The swamp harrier probably only became established in New Zealand within the last 800 years, after lowland forests were extensively cleared by the first Polynesian settlers. It is absent from the fossil record. According to archaeological and genetic research, humans arrived in New Zealand no earlier than about 1280, with at least the main settlement period between about 1320 and 1350, consistent with evidence based on genealogical traditions. The Eyles's harrier (Circus teauteensis), a larger harrier species endemic to New Zealand, became extinct after human settlement. All swamp harrier remains from New Zealand that have been studied in detail are some 1000 years old at most, meaning that they post-date human settlement. There is no evidence for widespread coexistence of swamp and Eyles's harriers in New Zealand. Apparently, despite their considerable differences, the two harriers were still ecologically similar enough to competitively exclude one another, and only when the endemic Eyles's harrier became extinct could the swamp harrier become established.
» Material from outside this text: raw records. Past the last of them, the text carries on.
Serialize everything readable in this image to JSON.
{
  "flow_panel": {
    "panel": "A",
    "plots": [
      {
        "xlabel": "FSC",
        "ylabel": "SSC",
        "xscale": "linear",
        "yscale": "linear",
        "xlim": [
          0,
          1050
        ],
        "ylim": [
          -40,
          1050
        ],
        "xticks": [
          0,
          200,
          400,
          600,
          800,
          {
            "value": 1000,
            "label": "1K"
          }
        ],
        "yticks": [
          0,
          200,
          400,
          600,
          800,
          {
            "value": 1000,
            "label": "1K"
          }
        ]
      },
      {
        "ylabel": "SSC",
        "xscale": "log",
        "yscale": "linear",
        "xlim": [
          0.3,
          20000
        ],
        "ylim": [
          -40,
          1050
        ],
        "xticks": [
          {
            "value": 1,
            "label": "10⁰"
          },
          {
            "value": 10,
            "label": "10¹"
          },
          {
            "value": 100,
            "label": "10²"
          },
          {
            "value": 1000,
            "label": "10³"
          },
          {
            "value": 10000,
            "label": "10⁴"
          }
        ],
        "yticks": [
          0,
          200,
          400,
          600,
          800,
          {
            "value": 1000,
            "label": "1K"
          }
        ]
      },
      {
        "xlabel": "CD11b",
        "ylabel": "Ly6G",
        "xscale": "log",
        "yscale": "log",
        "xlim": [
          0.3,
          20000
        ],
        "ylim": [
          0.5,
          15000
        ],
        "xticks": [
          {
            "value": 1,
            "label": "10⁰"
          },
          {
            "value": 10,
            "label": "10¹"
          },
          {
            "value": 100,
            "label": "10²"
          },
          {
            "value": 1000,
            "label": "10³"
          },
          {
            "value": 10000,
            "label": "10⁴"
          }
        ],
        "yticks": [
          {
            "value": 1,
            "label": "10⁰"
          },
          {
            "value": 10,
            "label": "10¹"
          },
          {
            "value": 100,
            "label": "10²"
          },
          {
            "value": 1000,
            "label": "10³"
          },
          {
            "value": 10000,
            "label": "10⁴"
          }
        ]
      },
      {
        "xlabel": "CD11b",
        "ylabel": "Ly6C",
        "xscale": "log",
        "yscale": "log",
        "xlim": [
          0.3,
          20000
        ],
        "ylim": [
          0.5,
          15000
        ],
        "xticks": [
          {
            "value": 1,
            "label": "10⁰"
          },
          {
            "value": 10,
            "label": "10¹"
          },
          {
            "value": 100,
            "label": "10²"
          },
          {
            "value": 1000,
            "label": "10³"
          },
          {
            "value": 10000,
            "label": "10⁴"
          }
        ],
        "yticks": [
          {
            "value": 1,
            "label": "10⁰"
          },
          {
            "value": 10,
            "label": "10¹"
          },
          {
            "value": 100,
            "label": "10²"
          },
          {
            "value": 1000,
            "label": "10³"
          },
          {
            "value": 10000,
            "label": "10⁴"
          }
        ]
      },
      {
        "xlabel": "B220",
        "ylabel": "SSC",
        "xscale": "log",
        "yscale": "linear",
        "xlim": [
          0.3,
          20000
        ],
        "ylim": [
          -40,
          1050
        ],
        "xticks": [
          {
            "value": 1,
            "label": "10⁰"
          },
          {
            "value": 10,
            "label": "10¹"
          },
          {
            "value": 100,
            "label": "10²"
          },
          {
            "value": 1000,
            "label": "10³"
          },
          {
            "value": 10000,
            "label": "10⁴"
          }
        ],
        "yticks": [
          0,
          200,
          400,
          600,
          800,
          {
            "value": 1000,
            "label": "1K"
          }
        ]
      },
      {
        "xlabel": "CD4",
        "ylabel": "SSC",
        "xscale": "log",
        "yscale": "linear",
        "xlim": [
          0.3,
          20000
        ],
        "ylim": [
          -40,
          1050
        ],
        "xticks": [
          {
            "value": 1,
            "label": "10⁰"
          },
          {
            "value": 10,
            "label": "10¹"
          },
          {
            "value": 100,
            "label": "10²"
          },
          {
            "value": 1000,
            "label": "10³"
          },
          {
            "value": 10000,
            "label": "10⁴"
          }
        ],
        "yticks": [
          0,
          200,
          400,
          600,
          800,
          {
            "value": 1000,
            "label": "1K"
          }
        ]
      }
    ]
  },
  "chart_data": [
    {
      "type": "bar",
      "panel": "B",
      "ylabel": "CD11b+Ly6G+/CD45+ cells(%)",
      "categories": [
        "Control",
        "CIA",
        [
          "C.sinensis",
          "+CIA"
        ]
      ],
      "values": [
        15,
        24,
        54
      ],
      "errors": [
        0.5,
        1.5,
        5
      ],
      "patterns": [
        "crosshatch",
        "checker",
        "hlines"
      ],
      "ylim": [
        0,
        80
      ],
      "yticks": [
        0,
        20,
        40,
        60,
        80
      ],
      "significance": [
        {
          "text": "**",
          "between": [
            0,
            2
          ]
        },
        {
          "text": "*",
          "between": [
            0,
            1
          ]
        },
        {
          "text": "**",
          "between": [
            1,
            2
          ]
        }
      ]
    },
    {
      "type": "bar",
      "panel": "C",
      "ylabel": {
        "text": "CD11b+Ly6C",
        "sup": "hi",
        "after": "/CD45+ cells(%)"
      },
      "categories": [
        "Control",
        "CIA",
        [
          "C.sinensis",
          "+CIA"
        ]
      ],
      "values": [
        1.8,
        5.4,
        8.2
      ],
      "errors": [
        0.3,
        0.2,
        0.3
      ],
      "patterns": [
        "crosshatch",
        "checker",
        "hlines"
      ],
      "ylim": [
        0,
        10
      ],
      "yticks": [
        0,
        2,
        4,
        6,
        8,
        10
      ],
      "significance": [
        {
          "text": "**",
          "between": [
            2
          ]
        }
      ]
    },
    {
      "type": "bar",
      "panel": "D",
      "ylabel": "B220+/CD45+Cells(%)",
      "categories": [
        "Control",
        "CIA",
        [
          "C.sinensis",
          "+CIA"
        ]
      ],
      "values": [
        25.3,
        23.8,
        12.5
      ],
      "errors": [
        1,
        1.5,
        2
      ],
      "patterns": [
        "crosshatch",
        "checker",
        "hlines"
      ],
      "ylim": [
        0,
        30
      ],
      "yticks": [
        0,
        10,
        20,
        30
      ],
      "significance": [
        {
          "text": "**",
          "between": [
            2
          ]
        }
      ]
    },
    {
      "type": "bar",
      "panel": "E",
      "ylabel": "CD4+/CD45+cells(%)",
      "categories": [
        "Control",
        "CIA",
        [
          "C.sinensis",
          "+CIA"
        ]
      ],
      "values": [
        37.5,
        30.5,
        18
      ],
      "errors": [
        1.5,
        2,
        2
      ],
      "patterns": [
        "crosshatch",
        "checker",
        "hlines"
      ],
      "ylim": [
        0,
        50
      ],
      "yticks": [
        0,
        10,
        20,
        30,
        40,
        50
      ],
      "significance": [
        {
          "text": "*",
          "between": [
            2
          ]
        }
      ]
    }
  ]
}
The swamp harrier has benefited from European settlement, and is now very common, especially in open farmland.

==Behaviour==
Common enemies of harriers are Australian magpies, masked lapwings which dive bomb and European starlings which mob individuals. They have been known to kill the young of New Zealand falcons and have also been heavily blamed and persecuted for killing chickens, pheasants and ducklings. Swamp harriers are the only bird of prey used for falconry in New Zealand. The quarry is usually pūkeko and young rabbits.

===Diet===
The swamp harrier mainly feeds on ground birds and waterbirds, rabbits and other small mammals, reptiles, frogs, and fish. During the winter months harriers feed to a large extent on carrion, including roadkill, frequently falling victim to vehicles themselves.

===Breeding===
This species nests on the ground, often in wetlands, on a mound in reeds or other dense vegetation. In some districts they nest in fields of oats or barley. The clutch size may range from two to seven, but is usually three or four. The incubation period is 31 to 34 days, and is carried out by the female alone. Chicks are fed by both parents, are fully feathered by 28 days and fledging about 45 days after hatching.